Dann kamen die Bienen
Die Imkerei habe sich mehr oder weniger ergeben, eins kam zum anderen. „Ich hatte schon immer den Gedanken, mir ein paar Bienen zu halten. Die Streuobstwiese ist ja das ideale Umfeld. Nachdem ich die ersten Bäume gepflanzt hatte, habe ich mich mit der Bienenhaltung auseinandergesetzt, Rat bei anderen Imkern gesucht, Kurse besucht und dann schließlich mein erstes Volk gekauft.“ Auch Helene hatte früher, als sie noch in München wohnte, selbst geimkert. Ihre Völker sind mit ihr nach Oberfranken gezogen.

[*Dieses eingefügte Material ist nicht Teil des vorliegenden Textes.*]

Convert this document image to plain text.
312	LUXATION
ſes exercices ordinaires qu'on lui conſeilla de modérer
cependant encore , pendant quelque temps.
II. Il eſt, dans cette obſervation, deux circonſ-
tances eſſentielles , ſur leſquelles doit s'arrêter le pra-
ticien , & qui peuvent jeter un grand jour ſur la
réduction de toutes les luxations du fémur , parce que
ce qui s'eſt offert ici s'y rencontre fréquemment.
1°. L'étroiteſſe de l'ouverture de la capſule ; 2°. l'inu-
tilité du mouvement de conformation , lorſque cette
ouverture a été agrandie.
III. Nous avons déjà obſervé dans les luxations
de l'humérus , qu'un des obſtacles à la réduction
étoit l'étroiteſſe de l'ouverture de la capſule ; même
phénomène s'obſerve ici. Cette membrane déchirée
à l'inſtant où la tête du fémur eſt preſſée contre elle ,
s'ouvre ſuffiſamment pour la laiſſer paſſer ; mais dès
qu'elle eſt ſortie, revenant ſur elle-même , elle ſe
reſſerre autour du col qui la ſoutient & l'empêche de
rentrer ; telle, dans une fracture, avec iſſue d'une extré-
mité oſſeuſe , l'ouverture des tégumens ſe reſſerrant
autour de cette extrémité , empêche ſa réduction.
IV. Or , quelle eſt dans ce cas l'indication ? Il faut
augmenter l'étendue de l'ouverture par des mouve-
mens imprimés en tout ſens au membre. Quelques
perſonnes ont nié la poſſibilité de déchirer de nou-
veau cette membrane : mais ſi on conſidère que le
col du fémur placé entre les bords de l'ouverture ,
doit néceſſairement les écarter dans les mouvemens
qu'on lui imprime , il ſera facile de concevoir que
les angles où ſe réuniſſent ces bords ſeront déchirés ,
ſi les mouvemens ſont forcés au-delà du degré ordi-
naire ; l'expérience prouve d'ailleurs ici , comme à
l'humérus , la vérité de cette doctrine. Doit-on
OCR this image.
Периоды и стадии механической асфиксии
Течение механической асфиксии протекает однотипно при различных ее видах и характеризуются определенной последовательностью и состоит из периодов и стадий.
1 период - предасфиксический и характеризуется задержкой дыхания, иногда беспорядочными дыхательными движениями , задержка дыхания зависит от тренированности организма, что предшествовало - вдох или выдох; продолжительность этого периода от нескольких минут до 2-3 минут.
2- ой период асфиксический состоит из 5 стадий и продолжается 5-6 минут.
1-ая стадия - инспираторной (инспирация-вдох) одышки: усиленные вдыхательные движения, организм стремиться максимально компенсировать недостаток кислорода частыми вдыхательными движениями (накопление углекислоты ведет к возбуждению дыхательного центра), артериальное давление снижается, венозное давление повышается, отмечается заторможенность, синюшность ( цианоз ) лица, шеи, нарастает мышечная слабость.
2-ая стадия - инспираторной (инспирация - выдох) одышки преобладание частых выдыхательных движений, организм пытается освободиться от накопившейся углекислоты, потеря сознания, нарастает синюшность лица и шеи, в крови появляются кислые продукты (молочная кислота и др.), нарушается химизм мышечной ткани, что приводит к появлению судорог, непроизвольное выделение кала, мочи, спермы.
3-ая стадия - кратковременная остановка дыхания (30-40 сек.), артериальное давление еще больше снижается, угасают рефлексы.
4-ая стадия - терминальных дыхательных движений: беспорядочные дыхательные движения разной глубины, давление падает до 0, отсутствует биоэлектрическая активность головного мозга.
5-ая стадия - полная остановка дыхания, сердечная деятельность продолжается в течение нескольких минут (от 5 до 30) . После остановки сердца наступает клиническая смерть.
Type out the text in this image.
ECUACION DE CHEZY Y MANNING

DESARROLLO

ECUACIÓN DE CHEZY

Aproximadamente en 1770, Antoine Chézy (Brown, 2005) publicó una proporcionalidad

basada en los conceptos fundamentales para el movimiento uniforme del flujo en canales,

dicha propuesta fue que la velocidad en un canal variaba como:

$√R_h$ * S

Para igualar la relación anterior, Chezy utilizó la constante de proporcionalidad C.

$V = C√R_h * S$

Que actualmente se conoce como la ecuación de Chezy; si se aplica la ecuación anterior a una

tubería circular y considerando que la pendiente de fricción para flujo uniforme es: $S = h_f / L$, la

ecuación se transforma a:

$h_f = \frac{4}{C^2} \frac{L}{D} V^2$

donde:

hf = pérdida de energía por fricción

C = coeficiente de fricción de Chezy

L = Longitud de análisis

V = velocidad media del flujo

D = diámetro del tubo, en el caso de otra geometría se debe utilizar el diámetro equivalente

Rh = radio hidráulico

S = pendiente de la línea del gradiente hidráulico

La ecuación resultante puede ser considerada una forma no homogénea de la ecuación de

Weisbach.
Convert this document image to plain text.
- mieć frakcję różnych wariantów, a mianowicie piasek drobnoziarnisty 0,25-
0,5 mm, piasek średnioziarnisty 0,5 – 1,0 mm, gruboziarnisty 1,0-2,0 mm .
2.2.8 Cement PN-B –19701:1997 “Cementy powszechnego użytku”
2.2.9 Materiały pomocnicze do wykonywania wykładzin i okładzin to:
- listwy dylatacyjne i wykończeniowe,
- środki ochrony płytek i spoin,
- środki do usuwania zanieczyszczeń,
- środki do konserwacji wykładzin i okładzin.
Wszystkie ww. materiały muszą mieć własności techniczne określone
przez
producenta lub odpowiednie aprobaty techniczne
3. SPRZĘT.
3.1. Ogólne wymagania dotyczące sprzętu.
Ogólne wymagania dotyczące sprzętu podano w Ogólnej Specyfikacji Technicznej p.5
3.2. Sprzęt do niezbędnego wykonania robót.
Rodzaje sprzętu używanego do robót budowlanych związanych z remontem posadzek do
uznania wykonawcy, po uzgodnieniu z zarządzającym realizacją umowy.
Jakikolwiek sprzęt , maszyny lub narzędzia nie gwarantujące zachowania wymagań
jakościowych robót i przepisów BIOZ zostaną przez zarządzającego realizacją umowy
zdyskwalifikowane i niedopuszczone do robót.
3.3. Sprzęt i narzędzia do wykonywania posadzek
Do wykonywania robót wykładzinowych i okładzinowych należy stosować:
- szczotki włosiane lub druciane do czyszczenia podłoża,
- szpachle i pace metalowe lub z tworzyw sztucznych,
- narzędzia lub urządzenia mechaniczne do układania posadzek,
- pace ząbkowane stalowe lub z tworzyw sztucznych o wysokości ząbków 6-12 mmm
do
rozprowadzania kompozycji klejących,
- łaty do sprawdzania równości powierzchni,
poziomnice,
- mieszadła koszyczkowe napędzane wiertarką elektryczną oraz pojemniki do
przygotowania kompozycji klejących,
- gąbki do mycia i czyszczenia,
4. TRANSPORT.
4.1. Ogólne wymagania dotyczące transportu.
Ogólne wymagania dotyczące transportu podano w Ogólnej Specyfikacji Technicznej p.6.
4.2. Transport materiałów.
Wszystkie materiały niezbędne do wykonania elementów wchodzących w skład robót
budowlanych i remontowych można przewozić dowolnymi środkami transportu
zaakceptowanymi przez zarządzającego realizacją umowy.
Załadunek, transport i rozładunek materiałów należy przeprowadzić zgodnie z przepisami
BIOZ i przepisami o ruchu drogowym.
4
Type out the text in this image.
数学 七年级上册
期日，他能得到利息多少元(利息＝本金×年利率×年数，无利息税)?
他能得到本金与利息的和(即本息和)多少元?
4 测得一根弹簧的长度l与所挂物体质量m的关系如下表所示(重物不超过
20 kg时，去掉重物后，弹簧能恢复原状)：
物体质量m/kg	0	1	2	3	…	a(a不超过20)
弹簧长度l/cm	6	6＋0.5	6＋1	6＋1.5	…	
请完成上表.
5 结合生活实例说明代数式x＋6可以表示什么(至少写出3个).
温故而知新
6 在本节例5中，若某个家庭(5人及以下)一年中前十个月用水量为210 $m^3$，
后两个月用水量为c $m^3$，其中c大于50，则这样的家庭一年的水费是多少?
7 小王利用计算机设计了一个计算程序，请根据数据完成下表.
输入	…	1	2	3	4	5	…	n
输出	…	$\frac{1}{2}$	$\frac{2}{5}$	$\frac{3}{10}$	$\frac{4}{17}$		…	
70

Und so sei die Sache eben gewachsen, sagt Thorsten, auf fünf Bienenvölker, dann zehn, 20, 40, 60 und so weiter. Die Bienenkästen stehen im ganzen Frankenwald verteilt – am Rande von Buchweizenfeldern, im Wald und an Waldrändern und natürlich auf seinen Streuobstwiesen. Daraus ergeben sich ganz unterschiedliche Geschmacksrichtungen des Honigs. „Unser Honig ist eine Geschmacksreise durch den Frankenwald und ein Stück Glück aus Löhmar. Wir möchten über den Honig die Vielfalt der Region präsentieren.“ Acht Sorten bieten Thorsten und Helene derzeit an, zum Beispiel Lindenhonig, Waldhonig, Tannenhonig, Frühlings- oder Buchweizenhonig.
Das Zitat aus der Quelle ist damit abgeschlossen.